While teen mothers, as a group, are at high risk for postpartum mood disorders, those who work with this population know that providing support can help teen moms fight the symptoms. For example, the Seleni Institute's flagship program, the Seleni Institute Teen Initiative (SITI), is "dedicated to improving the likelihood of success in adulthood for teenage mothers by providing critical and evidence-based reproductive and maternal mental health services to pregnant and postpartum teenage girls." SITI provides direct support to teenage girls via free individual psychotherapy, group support in the form of new parent education, and information on the psychological effects of pregnancy and new motherhood. "We want young parents to be proud of their parenting and take ownership of their experience, while also knowing that it's perfectly all right to get support," says Rebecca Benghiat, chief of staff at the Seleni Institute.

In general, there are significant barriers to traditional mental health care for this group of parents, such as cost, social shaming, and new moms lacking time, transportation, and childcare. "Teen mothers also fear losing custody of their children, more so than their adult counterparts," says Megan Stonelake, a psychotherapist who specializes in perinatal mood and anxiety disorders and has worked extensively with adolescent mothers. SITI serves 10 percent of the Seleni Institute's clients, but Benghiat explains that over 10,000 babies are born to women under 18 born in New York City every year. "We hope to reach them all," she says.

Neglecting postpartum mood disorders can have a lasting impact on the health and development of teen mothers and their children. Left untreated, a postpartum mood disorder, aside from affecting the mother's health and interfering with her ability to connect with and care for her baby, is "associated with school dropout, suicide, and substance use. Among adolescent mothers, evidence suggests that depression may prevent them from engaging in health-promoting behaviors for their infants and themselves," according to Maureen Phipps, an OB/GYN at Women and Infants Hospital in Providence, Rhode Island.

Since 2007, Phipps has led a randomized controlled trial called Project REACH (an acronym for Relax, Encourage, Appreciate, Communicate, Help) to evaluate whether the hospital's preventive measures reduce the risk of postpartum depression in adolescent mothers. New parents who are enrolled in the five-year program meet with trained counselors to discuss topics such as "communication, support networks, how to solicit support from friends and family, and goal setting" and receive information about postpartum and infant health.
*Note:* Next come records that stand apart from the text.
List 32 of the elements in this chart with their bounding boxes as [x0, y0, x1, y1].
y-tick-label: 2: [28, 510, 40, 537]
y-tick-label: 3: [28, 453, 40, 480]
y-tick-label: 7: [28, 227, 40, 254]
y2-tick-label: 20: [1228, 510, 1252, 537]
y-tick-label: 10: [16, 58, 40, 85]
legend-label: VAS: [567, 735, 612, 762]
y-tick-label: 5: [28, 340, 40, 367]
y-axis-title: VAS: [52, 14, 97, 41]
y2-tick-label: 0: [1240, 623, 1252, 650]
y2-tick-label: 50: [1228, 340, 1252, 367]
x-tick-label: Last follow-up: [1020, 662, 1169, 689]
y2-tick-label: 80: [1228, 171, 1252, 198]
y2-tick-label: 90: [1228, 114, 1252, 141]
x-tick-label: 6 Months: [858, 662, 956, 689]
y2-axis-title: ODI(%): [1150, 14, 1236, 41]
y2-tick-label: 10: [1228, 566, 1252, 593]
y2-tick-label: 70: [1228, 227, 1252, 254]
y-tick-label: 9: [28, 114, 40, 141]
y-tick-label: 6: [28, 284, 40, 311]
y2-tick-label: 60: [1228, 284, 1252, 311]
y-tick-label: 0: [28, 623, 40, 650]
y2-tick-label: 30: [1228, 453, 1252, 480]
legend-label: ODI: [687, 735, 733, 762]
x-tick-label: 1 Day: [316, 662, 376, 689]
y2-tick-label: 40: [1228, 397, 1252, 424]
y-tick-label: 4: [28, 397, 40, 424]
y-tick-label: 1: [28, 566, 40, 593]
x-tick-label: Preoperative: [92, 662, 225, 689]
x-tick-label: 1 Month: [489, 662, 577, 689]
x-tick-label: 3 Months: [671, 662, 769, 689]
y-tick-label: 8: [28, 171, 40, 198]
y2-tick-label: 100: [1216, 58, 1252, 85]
After phase one of the project, researchers determined that only 12.5 percent of the REACH teens developed postpartum depression, compared to 25 percent of the control teens. "Teen mothers with mental health problems are mostly undertreated," the researchers conclude. "To date, only one published report of two small open-trial pilot studies addressed treatment for depression in pregnant adolescents. Despite the potentially high burden of depression to young women and their families, studies on the prevention of PPD in pregnant adolescents are virtually nonexistent."

Malone's #NoTeenShame campaign also stresses that healthcare professionals who, consciously or unconsciously, vilify teenage pregnancy and teenage parents are doing great harm. "Young moms are undermined at appointments [and] deprived of resources," that can affect their mental health outcomes, Malone explains. "It is harmful to us and our children to treat us without dignity and respect."